The first work by Michael Thompson I ever layed eyes on was my face on a poster, the way I looked when I was half the age I am now.
As it turned out, I got to meet the artist himself a few weeks later. He came to see me, bearing gifts; two splendid prints, one of my portrait and the other, a poster for the Alpha School in Kingston, about which I’d heard much from Horsemouth, another illustrious alumnus of that miraculous institution.

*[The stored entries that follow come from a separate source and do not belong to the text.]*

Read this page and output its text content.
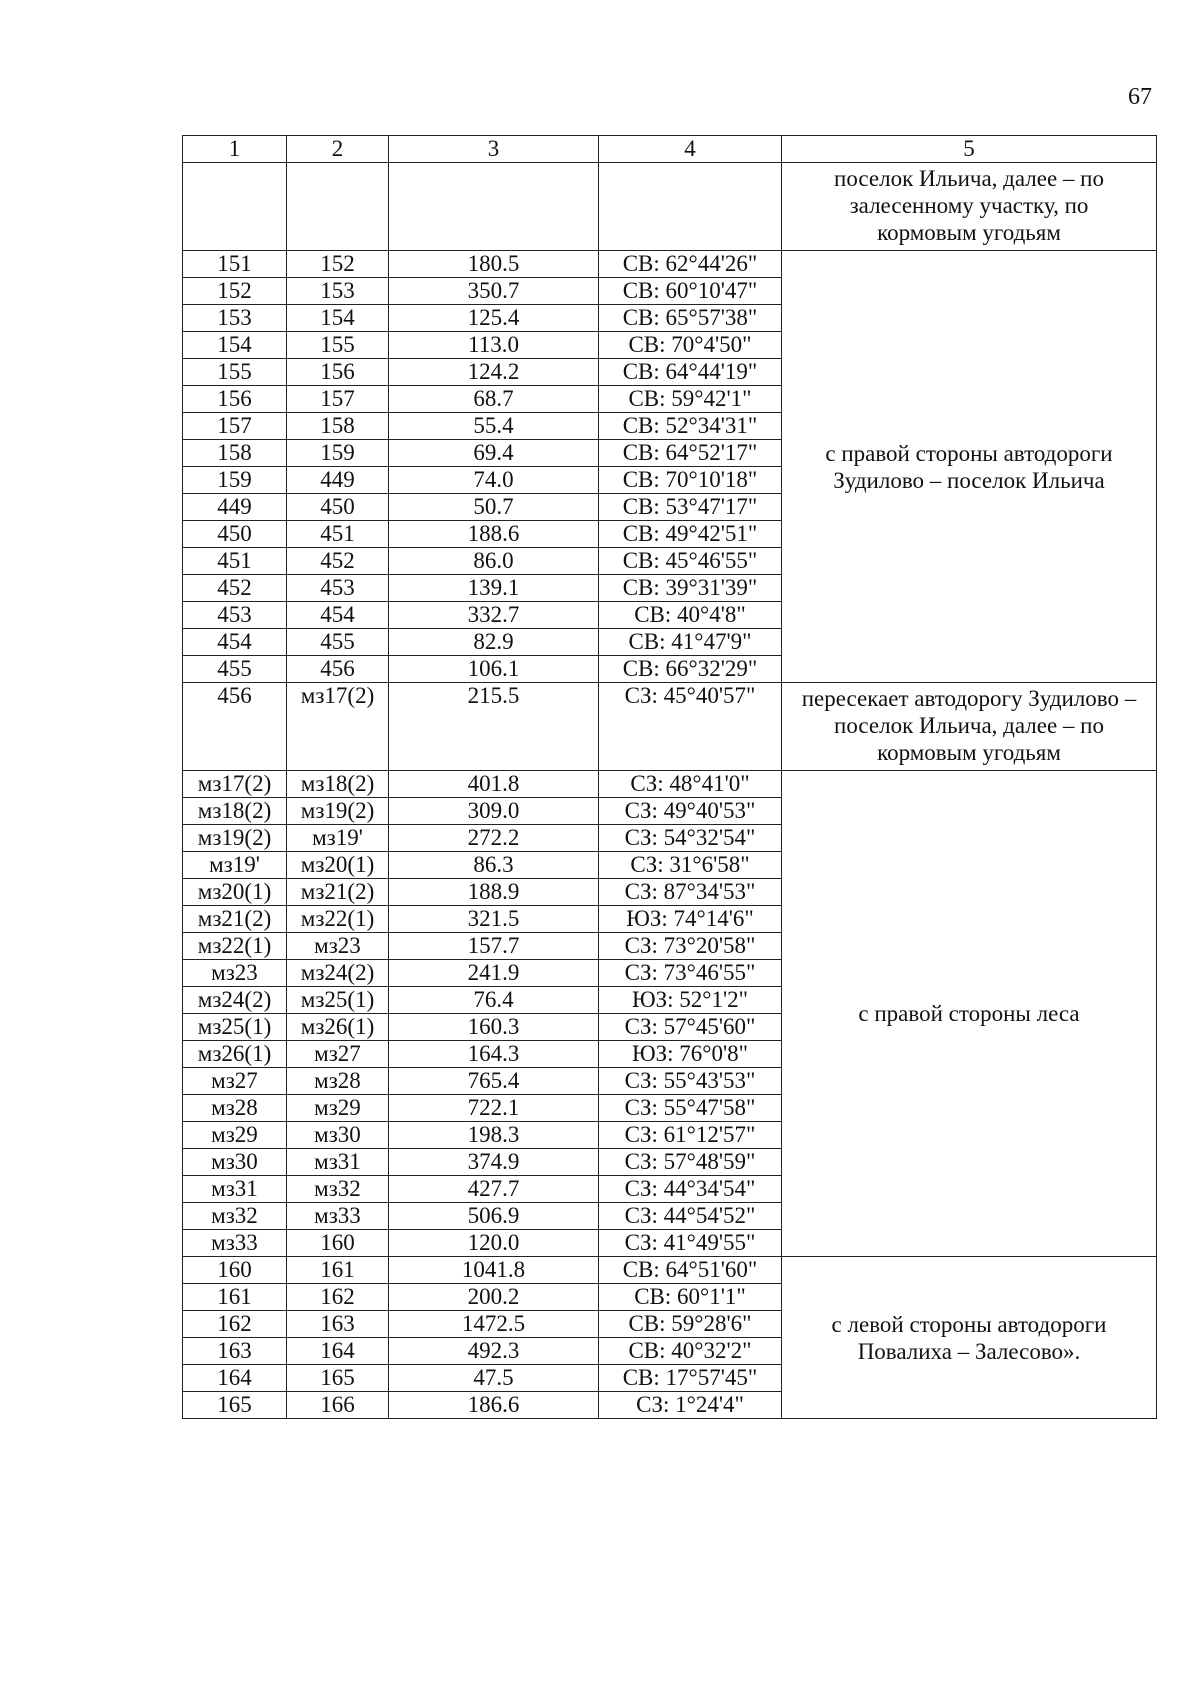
67
1	2	3	4	5

				поселок Ильича, далее – по
залесенному участку, по
кормовым угодьям

151	152	180.5	СВ: 62°44'26"	с правой стороны автодороги
Зудилово – поселок Ильича

152	153	350.7	СВ: 60°10'47"	
153	154	125.4	СВ: 65°57'38"	
154	155	113.0	СВ: 70°4'50"	
155	156	124.2	СВ: 64°44'19"	
156	157	68.7	СВ: 59°42'1"	
157	158	55.4	СВ: 52°34'31"	
158	159	69.4	СВ: 64°52'17"	
159	449	74.0	СВ: 70°10'18"	
449	450	50.7	СВ: 53°47'17"	
450	451	188.6	СВ: 49°42'51"	
451	452	86.0	СВ: 45°46'55"	
452	453	139.1	СВ: 39°31'39"	
453	454	332.7	СВ: 40°4'8"	
454	455	82.9	СВ: 41°47'9"	
455	456	106.1	СВ: 66°32'29"	
456	мз17(2)	215.5	СЗ: 45°40'57"	пересекает автодорогу Зудилово –
поселок Ильича, далее – по
кормовым угодьям

мз17(2)	мз18(2)	401.8	СЗ: 48°41'0"	с правой стороны леса

мз18(2)	мз19(2)	309.0	СЗ: 49°40'53"	
мз19(2)	мз19'	272.2	СЗ: 54°32'54"	
мз19'	мз20(1)	86.3	СЗ: 31°6'58"	
мз20(1)	мз21(2)	188.9	СЗ: 87°34'53"	
мз21(2)	мз22(1)	321.5	ЮЗ: 74°14'6"	
мз22(1)	мз23	157.7	СЗ: 73°20'58"	
мз23	мз24(2)	241.9	СЗ: 73°46'55"	
мз24(2)	мз25(1)	76.4	ЮЗ: 52°1'2"	
мз25(1)	мз26(1)	160.3	СЗ: 57°45'60"	
мз26(1)	мз27	164.3	ЮЗ: 76°0'8"	
мз27	мз28	765.4	СЗ: 55°43'53"	
мз28	мз29	722.1	СЗ: 55°47'58"	
мз29	мз30	198.3	СЗ: 61°12'57"	
мз30	мз31	374.9	СЗ: 57°48'59"	
мз31	мз32	427.7	СЗ: 44°34'54"	
мз32	мз33	506.9	СЗ: 44°54'52"	
мз33	160	120.0	СЗ: 41°49'55"	
160	161	1041.8	СВ: 64°51'60"	с левой стороны автодороги
Повалиха – Залесово».

161	162	200.2	СВ: 60°1'1"	
162	163	1472.5	СВ: 59°28'6"	
163	164	492.3	СВ: 40°32'2"	
164	165	47.5	СВ: 17°57'45"	
165	166	186.6	СЗ: 1°24'4"	
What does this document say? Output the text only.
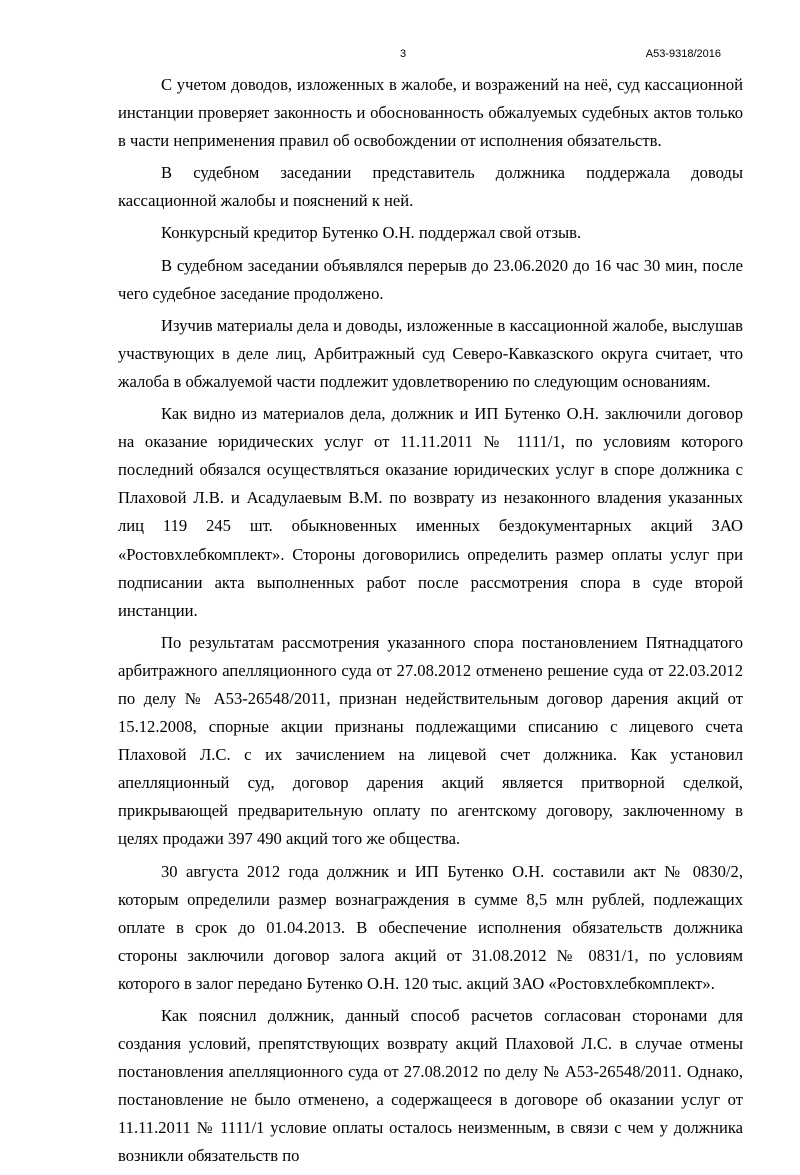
3	А53-9318/2016

С учетом доводов, изложенных в жалобе, и возражений на неё, суд кассационной инстанции проверяет законность и обоснованность обжалуемых судебных актов только в части неприменения правил об освобождении от исполнения обязательств.

В судебном заседании представитель должника поддержала доводы кассационной жалобы и пояснений к ней.

Конкурсный кредитор Бутенко О.Н. поддержал свой отзыв.

В судебном заседании объявлялся перерыв до 23.06.2020 до 16 час 30 мин, после чего судебное заседание продолжено.

Изучив материалы дела и доводы, изложенные в кассационной жалобе, выслушав участвующих в деле лиц, Арбитражный суд Северо-Кавказского округа считает, что жалоба в обжалуемой части подлежит удовлетворению по следующим основаниям.

Как видно из материалов дела, должник и ИП Бутенко О.Н. заключили договор на оказание юридических услуг от 11.11.2011 № 1111/1, по условиям которого последний обязался осуществляться оказание юридических услуг в споре должника с Плаховой Л.В. и Асадулаевым В.М. по возврату из незаконного владения указанных лиц 119 245 шт. обыкновенных именных бездокументарных акций ЗАО «Ростовхлебкомплект». Стороны договорились определить размер оплаты услуг при подписании акта выполненных работ после рассмотрения спора в суде второй инстанции.

По результатам рассмотрения указанного спора постановлением Пятнадцатого арбитражного апелляционного суда от 27.08.2012 отменено решение суда от 22.03.2012 по делу № А53-26548/2011, признан недействительным договор дарения акций от 15.12.2008, спорные акции признаны подлежащими списанию с лицевого счета Плаховой Л.С. с их зачислением на лицевой счет должника. Как установил апелляционный суд, договор дарения акций является притворной сделкой, прикрывающей предварительную оплату по агентскому договору, заключенному в целях продажи 397 490 акций того же общества.

30 августа 2012 года должник и ИП Бутенко О.Н. составили акт № 0830/2, которым определили размер вознаграждения в сумме 8,5 млн рублей, подлежащих оплате в срок до 01.04.2013. В обеспечение исполнения обязательств должника стороны заключили договор залога акций от 31.08.2012 № 0831/1, по условиям которого в залог передано Бутенко О.Н. 120 тыс. акций ЗАО «Ростовхлебкомплект».

Как пояснил должник, данный способ расчетов согласован сторонами для создания условий, препятствующих возврату акций Плаховой Л.С. в случае отмены постановления апелляционного суда от 27.08.2012 по делу № А53-26548/2011. Однако, постановление не было отменено, а содержащееся в договоре об оказании услуг от 11.11.2011 № 1111/1 условие оплаты осталось неизменным, в связи с чем у должника возникли обязательств по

It is a simple composition, in black, silhouetted against a crimson background. A young boy, his trombone raised, pointing almost straight up, his head all the way back, is about to blow the first note. But what reveals Michael Thompson’s keen artistic insight is the empty chair behind the boy. The lot of the student, to sit in that chair and learn. The chair now left behind. The boy might not have wings, but he is about to fly, his trombone pulling him up into the heavens.
It is like that with all of Michael Thompson’s work. An emotional reward awaits you every time you look at one of them. The incomparable portraits of national heroes and reggae’s great legends, not only the stars but the foundation builders; The Great Sebastian, Prince Buster, Sir Coxsone, King Tubby with his crown… you are not looking at a skillful adaptation of a photographic image, you are looking at the face of a life.
Or a scrawny kid dallying on his bike, dreadlocks inside his bulky tam, living from moment to moment like a leaf in the wind.